Note that this technique is useless if the query is a table join where we want to use the range keyed table as a loopup for rows in another table.

Consider the SQL:

SELECT employee_name, sal, position_description
FROM   employee e, position p
WHERE  e.sal BETWEEN p.min_salary AND p.max_salary

If the lookup of the range table is part of a table join, then there is simply no good way to perform the join using an index without a horrendous range scan. Say position is keyed on (max_salary, min_salary). For each row in employee, the index on position is range scanned on max_salary and (on average) half the rows are read from that index before being filtered down to one.

If the range keyed table contains thousands of rows, the cost can be catastrophic.

If the range-keyed table has been designed so that the ranges never overlap, then we can alter the SQL slightly to short-circuit the range scan. In the above example, if we assume that the ranges never overlap then the following SQL is functionally equivalent:

SELECT employee_name, sal, position_description
FROM   employee e, position p
WHERE  p.min_salary = (
       SELECT max(min_salary)
       FROM   position
       WHERE  min_salary <= e.sal
AND    e.sal BETWEEN p.min_salary AND p.max_salary

This SQL exploits a feature of the Cost Based Optimizer, whereby the MIN or MAX of an Index Range Scan can be returned without scanning the entire range - Oracle just goes to either the start or end of the range and returns the first or last row. Use Explain Plan to determine whether Oracle is using the FIRST ROW feature:

SELECT STATEMENT
    TABLE ACCESS BY ROWID POSITION
        SORT (AGGREGATE)
            FIRST ROW
                UNIQUE INDEX RANGE SCAN (MIN/MAX) SYS_1234

Since this is a feature of the CBO, it is not available under the Rule Based Optimizer (RBO). If the Optimizer Mode/Goal is set to RULE, or the SQL contains the /*+ RULE*/ hint, or the Index has not been analyzed, the FIRST ROW identifier will not appear in the Explain Plan and there will be no performance improvement. Analyze the index and ensure that CBO is being used, then try again. It may be necessary to add a PUSH_SUBQ hint to promote the eveluation of the sub-query ahead of the BETWEEN join.

If you cannot guarantee non-overlapping ranges, the best option is to perform a Sort-Merge join between the tables, and ignore the index on the Range Keyed Table - you may find that Oracle chooses this method anyway if the table is analyzed. Unlike a Hash Join, a Sort-Merge join is able to join on range predicates (>[=], <[=], BETWEEN). To find out if Oracle is using a Merge join, run the SQL through Explain Plan and look for a MERGE step covering the two tables. If Oracle is performing a Nested Loops join, add a USE_MERGE hint to the SQL.
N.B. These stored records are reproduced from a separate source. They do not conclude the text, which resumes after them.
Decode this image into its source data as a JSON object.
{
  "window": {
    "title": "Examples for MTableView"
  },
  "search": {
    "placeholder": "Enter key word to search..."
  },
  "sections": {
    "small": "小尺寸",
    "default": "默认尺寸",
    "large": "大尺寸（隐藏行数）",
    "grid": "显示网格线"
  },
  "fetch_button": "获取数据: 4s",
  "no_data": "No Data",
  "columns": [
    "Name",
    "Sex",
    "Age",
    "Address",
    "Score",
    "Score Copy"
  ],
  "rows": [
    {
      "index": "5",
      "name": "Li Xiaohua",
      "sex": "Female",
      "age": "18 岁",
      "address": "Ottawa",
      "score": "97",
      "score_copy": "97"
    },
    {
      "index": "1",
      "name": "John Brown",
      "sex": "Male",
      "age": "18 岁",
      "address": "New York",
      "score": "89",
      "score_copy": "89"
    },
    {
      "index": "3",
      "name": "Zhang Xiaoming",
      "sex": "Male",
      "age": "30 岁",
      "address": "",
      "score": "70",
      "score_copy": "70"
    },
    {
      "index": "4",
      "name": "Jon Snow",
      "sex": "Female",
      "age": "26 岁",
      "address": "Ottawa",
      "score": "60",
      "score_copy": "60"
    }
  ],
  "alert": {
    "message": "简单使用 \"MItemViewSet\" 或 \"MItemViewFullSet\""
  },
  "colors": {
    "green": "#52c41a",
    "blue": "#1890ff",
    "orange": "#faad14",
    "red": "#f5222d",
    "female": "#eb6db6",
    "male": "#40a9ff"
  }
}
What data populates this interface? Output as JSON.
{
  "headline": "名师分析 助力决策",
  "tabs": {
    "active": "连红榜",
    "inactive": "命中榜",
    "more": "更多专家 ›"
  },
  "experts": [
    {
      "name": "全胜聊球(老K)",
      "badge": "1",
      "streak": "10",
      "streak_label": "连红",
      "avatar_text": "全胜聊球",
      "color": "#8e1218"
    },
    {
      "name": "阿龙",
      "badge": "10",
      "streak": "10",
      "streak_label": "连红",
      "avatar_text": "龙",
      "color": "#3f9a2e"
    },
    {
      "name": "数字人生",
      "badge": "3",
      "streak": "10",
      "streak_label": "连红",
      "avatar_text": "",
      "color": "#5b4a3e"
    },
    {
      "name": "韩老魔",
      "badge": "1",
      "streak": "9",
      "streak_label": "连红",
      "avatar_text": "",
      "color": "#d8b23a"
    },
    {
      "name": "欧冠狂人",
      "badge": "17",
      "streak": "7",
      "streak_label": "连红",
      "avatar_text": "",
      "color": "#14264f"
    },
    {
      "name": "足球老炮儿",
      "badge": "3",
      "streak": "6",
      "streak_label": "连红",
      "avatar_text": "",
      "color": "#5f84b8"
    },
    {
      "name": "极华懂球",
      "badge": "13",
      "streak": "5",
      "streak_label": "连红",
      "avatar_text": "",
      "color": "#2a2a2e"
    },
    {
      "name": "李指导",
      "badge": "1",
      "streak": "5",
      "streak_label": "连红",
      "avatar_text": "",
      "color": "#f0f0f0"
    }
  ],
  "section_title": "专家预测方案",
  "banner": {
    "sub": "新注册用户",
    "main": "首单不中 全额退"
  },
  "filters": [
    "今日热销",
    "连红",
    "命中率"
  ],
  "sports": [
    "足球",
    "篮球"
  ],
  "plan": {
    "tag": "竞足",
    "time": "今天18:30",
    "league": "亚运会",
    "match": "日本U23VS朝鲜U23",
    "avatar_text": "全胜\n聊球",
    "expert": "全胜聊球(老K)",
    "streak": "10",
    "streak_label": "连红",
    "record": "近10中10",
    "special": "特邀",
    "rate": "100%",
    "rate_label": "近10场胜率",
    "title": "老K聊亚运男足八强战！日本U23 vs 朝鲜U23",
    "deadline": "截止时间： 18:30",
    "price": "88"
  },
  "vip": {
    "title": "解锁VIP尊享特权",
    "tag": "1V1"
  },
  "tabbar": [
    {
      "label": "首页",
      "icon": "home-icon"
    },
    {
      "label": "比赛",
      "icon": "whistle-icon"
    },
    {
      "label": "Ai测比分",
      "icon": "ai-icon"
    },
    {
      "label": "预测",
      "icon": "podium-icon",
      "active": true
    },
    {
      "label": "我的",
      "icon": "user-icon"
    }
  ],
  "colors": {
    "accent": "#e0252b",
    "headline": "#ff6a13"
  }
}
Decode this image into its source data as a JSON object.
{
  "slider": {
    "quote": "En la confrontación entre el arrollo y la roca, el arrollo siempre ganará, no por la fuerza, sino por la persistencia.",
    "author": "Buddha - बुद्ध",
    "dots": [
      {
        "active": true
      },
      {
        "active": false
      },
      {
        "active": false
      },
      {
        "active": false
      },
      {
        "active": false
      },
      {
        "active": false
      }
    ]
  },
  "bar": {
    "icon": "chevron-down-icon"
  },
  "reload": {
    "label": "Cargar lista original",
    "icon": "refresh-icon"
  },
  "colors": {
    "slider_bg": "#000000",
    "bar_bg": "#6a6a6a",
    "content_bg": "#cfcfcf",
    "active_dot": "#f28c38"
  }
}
Note that this technique involves a Full Table Scan on the range keyed table. This makes it efficient if we are joining the range keyed table to many rows in the other table (say >50). If the SQL is retrieving only a few rows in the main table, then the full table scan on the range keyed table might be too expensive. In this situation, break the join into two separate SQLs: create a cursor selecting from the main table, and a nested lookup querying the range key table using the ROWNUM=1 technique desribed earlier.